Flushing the Hibernate Session is taking a very long time

3.7k views Asked by At

I am using Hibernate 5.2.8.Final version and we have a requirement where we read millions of data from database and update the data by some business logic, as my database is Huge I want to commit data after my batchsize is reached so I have written below code

Session session = HibernateUtil.getSessionFactory().getCurrentSession();
session.getTransaction().begin();
Query<Object> query = session.createQuery(SQL, Object.class);
ScrollableResults scrollableResults = query.setCacheMode(CacheMode.IGNORE)
        .scroll(ScrollMode.FORWARD_ONLY);
int count = 0;
while (scrollableResults.next())
{
    Object object = (Object) scrollableResults.get(0);
    process(object)
    session.update(object);
    if (++count % batchSizeDeclare== 0)
    {
        session.flush();
        session.clear();
        LOGGER.info("Updated batch records");
    }
}
session.getTransaction().commit();
LOGGER.info("commited in Hibernate ");
}

Below is my hibernate.cfg.xml file

<?xml version='1.0' encoding='utf-8'?>
<!DOCTYPE hibernate-configuration PUBLIC
        "-//Hibernate/Hibernate Configuration DTD//EN"
        "http://www.hibernate.org/dtd/hibernate-configuration-3.0.dtd">
<hibernate-configuration>
    <session-factory>
        <!-- Database connection settings -->
        <property name="connection.driver_class">com.microsoft.sqlserver.jdbc.SQLServerDriver</property>
        <property name="connection.url">jdbc:sqlserver://com;database=DEV</property>
        <property name="connection.username">user</property>
        <property name="connection.password">pass</property>

        <property name="hibernate.default_schema">schema</property>

        <!-- JDBC connection pool (use the built-in) -->
        <property name="connection.pool_size">5</property>

        <!-- SQL dialect -->
        <property name="dialect">org.hibernate.dialect.SQLServer2012Dialect</property>

        <!-- Disable the second-level cache -->
        <property name="cache.provider_class">org.hibernate.cache.internal.NoCacheProvider</property>

        <!-- Echo all executed SQL to stdout -->
        <!-- <property name="show_sql">true</property> -->
        <!-- <property name="format_sql">true</property> -->

        <!-- Drop and re-create the database schema on startup -->
        <property name="hbm2ddl.auto">update</property>

        <!-- org.hibernate.HibernateException: No CurrentSessionContext configured! -->
        <property name="hibernate.current_session_context_class">thread</property>

        <property name="hibernate.jdbc.batch_size">100</property>

        <property name="hibernate.c3p0.min_size">5</property>
        <property name="hibernate.c3p0.max_size">20</property>
        <property name="hibernate.c3p0.timeout">300</property>
        <property name="hibernate.c3p0.max_statements">50</property>
        <property name="hibernate.c3p0.idle_test_period">3000</property>

        <mapping class="com.beans.Object" />

    </session-factory>
</hibernate-configuration>

Below is my Object.java

 public class Object implements Serializable
    {
        private static final long serialVersionUID = 1L;

        @Id
        @GeneratedValue(strategy = GenerationType.IDENTITY)
        @Column(name = "ID", nullable = false, unique = true, updatable = false)
        private int id;
        private String filePath;

    private String fileName;
    private String mimeType;
    private double fileSize;
    // removed getters and setters

    }

Once my code reached session.flush() it is not doing any thing even after waiting for 30 min. Is this the correct way to batch commit? How to batch Update?

1

There are 1 answers

5
Vlad Mihalcea On BEST ANSWER

Once my code reached session.flush it is not doing anything even after waiting for 30 min.

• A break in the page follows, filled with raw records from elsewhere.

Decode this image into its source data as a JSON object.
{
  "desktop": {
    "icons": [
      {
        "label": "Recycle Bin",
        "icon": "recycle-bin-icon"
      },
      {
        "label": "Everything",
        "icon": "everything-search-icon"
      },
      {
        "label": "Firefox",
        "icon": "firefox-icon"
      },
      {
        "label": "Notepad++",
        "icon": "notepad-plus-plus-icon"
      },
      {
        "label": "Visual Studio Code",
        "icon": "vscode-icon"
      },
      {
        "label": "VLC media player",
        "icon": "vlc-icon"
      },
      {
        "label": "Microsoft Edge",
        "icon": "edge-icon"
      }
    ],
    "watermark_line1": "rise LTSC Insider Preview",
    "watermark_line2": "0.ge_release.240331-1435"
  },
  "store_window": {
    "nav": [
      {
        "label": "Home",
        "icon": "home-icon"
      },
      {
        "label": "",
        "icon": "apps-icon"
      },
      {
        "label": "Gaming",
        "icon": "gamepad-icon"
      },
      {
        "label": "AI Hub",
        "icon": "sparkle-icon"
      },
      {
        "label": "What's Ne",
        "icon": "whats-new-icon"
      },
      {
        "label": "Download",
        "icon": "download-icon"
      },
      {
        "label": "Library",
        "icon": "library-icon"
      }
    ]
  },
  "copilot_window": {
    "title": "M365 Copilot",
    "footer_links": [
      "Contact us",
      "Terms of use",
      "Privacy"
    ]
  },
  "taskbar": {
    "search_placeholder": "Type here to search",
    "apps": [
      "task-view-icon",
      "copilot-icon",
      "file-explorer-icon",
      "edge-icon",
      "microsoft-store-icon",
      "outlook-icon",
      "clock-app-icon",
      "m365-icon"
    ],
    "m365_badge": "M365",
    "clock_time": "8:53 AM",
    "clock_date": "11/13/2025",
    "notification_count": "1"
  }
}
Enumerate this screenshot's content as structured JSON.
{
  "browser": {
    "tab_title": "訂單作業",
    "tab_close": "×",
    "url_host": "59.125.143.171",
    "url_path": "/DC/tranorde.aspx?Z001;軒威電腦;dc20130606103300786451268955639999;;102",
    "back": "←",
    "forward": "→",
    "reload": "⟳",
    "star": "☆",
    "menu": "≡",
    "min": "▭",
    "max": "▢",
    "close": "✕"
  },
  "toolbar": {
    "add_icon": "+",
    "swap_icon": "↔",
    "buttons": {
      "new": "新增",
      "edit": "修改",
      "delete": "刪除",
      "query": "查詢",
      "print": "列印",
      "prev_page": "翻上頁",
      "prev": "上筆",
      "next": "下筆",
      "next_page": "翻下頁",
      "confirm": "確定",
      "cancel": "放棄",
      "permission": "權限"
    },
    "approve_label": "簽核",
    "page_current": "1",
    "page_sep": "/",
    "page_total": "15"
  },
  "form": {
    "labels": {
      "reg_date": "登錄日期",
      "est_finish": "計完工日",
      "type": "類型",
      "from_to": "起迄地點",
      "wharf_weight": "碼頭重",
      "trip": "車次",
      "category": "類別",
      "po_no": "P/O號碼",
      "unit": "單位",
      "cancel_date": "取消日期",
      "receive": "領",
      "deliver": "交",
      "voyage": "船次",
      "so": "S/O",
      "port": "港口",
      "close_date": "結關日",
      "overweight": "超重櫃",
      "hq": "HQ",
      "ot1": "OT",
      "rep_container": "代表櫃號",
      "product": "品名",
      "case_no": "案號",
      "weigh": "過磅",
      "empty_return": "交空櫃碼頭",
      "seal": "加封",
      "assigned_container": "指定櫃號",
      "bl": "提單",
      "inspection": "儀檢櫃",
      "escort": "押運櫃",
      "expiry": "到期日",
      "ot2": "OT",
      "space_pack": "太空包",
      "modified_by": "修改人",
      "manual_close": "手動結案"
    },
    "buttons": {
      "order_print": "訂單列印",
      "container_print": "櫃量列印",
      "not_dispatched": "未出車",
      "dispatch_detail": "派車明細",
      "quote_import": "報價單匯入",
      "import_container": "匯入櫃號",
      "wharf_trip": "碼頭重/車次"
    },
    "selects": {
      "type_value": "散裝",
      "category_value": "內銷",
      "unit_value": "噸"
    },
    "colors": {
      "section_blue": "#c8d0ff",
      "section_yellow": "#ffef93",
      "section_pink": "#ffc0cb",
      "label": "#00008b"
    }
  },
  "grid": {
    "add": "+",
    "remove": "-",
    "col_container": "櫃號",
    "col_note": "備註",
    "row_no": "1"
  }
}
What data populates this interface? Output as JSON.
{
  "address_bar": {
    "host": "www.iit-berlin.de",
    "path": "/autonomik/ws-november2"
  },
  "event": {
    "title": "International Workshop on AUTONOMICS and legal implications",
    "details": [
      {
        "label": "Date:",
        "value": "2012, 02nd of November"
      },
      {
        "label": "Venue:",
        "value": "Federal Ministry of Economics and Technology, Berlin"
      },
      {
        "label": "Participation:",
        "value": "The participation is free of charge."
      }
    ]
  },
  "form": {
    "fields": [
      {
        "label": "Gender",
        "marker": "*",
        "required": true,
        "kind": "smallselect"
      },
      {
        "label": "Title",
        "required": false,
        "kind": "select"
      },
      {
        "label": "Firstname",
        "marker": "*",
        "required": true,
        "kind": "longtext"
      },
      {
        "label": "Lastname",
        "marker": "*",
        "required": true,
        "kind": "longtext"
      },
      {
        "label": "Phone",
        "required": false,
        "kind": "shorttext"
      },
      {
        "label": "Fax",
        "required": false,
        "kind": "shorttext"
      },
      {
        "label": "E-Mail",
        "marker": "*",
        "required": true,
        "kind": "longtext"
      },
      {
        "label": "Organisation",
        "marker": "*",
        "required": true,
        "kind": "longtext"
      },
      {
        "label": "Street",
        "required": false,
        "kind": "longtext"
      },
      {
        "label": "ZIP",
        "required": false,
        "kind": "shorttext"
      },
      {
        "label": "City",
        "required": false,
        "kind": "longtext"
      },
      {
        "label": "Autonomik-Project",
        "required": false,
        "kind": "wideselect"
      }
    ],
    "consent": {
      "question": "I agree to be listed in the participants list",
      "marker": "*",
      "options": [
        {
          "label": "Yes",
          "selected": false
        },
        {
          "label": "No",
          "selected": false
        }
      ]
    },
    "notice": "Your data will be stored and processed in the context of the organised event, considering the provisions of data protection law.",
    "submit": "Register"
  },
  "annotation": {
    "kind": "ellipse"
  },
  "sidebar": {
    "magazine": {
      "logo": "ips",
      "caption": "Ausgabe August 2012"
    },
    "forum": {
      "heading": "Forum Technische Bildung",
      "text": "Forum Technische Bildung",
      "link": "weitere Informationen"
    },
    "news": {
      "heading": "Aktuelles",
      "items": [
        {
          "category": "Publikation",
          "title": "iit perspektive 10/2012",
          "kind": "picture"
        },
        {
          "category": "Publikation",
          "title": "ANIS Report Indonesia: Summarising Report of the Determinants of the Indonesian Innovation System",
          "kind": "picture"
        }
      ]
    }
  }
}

On the contrary, the database seems to be doing way too much. It's just that you don't see any progress because the database is struggling to cope with the huge amount of work that you submitted.

Is this the correct way to batch commit?

The short answer is No.

You don't have to fetch millions of rows from the DB. You have better options:

  1. You can do the processing in the database, so that you don't pay the price of extracting data and sending it over the network, only to process it in Java.
  2. If you can't process it in the DB, then you need to use a batch processor that only fetches small chunks of data at a time. This way, you can even parallelize the batch processing, which should reduce the overall processing time.